North Dakota Subscriber
Answer: When a security incident occurs, your best first step is to determine its potential impact. They generally fall into one of four categories:
-
Critical: An event that can cause significant damage, corruption, or loss (compromise) of confidential, critical, and/or strategic organization and patient information. It can lead to potential damage and liability to the organization and its public image.
-
Moderate: An event that may cause damage, corruption, or loss of replaceable information without compromise. It may have a moderate impact on the practice’s operations or reputation, or may lead to legal liability.
-
Minor: This type of event causes inconvenience, aggravation, and/or minor costs associated with recovery. It can include unintentional actions at the user or administrator level or unintentional damage or minor loss of recoverable information. The event will have little – if any – material impact on the practice’s reputation or daily operations.
-
Suspicious activity: This category includes observations that could indicate the possibility of a past, current, or threatened security incident, but that might also be consistent with authorized or non-harmful activities.

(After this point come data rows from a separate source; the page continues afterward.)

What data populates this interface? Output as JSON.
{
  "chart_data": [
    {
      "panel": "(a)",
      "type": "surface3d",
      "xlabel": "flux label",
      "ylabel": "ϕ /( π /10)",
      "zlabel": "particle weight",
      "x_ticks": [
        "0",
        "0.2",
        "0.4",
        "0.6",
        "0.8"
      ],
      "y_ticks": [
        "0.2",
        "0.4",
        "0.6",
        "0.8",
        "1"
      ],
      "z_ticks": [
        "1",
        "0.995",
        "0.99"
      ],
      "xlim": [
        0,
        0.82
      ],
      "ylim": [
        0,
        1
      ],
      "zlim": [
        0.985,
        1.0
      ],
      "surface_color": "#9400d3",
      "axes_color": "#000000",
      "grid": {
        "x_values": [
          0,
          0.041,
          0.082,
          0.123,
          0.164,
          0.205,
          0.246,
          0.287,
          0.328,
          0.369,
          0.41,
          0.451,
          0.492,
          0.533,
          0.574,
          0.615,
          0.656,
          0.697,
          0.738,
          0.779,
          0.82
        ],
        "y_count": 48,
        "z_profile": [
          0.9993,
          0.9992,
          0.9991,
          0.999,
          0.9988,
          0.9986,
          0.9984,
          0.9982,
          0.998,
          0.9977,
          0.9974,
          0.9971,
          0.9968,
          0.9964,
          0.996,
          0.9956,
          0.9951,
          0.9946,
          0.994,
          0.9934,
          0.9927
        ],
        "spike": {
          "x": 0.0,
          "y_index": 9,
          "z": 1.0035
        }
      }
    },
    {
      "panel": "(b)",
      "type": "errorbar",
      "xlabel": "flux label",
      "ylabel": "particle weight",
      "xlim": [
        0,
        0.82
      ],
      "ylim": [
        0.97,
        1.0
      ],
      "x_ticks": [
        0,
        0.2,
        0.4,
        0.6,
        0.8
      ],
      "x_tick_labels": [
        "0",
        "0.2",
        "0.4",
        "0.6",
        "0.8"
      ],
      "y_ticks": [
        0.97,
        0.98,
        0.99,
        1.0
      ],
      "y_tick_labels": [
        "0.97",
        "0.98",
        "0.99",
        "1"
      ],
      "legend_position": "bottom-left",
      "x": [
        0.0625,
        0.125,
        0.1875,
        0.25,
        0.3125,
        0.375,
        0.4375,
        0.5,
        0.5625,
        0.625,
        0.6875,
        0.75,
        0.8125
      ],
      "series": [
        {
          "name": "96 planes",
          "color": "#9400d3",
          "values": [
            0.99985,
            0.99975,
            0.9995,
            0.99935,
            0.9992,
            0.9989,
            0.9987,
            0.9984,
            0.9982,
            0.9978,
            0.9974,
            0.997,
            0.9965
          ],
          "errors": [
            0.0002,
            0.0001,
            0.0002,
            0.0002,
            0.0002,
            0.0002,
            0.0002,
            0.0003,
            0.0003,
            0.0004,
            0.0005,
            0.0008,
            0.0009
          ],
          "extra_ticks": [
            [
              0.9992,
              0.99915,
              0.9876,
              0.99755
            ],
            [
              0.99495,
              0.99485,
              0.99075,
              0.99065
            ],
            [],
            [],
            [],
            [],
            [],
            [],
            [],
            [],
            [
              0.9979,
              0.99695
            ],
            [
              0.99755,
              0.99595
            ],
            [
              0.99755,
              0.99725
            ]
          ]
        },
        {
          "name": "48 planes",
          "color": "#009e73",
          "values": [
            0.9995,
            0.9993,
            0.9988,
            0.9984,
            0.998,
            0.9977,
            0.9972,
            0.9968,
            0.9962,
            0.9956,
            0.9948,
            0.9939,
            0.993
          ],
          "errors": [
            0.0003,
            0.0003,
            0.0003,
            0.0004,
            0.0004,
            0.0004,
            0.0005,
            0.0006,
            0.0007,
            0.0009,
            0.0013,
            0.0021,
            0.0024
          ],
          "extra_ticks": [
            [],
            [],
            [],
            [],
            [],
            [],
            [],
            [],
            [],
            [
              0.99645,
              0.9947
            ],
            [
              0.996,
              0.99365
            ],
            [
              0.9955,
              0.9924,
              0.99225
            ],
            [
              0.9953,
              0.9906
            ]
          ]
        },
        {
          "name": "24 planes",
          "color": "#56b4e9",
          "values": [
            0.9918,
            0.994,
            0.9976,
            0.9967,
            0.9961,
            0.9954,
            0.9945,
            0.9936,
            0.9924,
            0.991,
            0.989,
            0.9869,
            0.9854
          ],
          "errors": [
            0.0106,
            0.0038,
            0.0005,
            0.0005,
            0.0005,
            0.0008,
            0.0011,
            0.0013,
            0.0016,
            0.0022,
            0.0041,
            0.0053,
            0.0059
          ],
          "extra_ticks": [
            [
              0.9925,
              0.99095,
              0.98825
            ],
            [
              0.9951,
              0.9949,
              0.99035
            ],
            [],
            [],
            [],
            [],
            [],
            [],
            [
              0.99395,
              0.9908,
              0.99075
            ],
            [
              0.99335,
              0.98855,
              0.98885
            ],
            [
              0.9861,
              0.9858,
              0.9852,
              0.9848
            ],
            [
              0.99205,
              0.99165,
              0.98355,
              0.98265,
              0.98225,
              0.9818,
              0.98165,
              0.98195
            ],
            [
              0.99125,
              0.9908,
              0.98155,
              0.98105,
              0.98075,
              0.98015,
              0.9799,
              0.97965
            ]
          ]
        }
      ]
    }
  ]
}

“All critical incidents must be investigated and documented as incidents,” says Jim Sheldon-Dean, principal and director of compliance services for Lewis Creek Systems, LLC, based in Charlotte, Vt. Moderate or minor incidents require minimal investigation and documentation as incidents, Sheldon-Dean says, “but will receive full investigation and documentation if it is deemed that the incident is unusual and can be learned from so that similar incidents may be prevented in the future.”
You don’t need to conduct a detailed investigation and complete thorough documentation of a suspicious activity. Just remember that you might have to elevate it to a higher level category, depending on the incident specifics.